File Gumbo is a sstew of sorts based upon a carefully crafted roux and finally thickened with file powder. Its admirers are many, its origins regional. As many regional foods, it is either an instant favorite or one never becomes enamored of it.
Also regional, Chix fil A, chicken fast food spreading out of the red states. Unfortunately, the owner has decided that every meal gets served with a side order of teavangelism. The GOP now has a chicken shack to go along with pizza palace, Domino’s. When the Chicken magnate decided to use broadcast media in the form of a Christian media outlet to voice his disapproval of marriage equality, he stirred up a mess of hot button madness that is still evolving.
Gay activists were angry at his efforts to deny them the same privileges all other Americans enjoy and called for an economic attack, boycott. Teavangelists nationwide swarmed defensively. Some of them voiced their opposition to what they felt to be limitations of their 1st amendment rights. If anyone had attempted to silence the owner, that would compromise his right to free speech. But the crux matter in this gumbo is not the right to speak freely, nor the right to practice the particular Christian cult the owner prefers. what is at stake is his, and his supporters’ belief that they have the right to demand others buy into and practice their religion. They, the teavangelists, seek to deny 10% of our populace the freedom to engage in civil unions with the full rights of other citizens under our laws. The cultists are being joined in their misapplied cries of religious persecution by several prominent former GOP” candidates who are only too happy to insert their selves into ther fray in exchange for media coverage.
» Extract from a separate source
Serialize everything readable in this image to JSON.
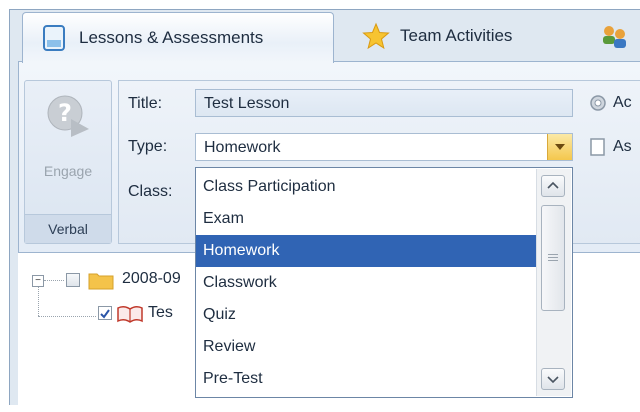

My position is that I will happily and quietly take part in the boycott. I have no wish to provide any media exposure to unemployed cultists who seek to change our government into a theocracy. I find a large fault in the collective Christian demands that their cult becomes the state religion. The practices currently followed by Christians as they try to spread their cult are amazingly similar to those practiced by the expanding hordes of Islam during the 8th and 9th centuries. Even today I see little difference in the nature of Islam and fundamentalist Christianity. Neither belongs in a modern society.
I’m tired of the continual cries about a “war on Christianity.” There is no such war in this nation. However, if the Christian fundamentalists and teavanglists persist, I know where my concerns lie and which camp I will inhabit. Dogs and Irish are welcome here. Check your religion at the border.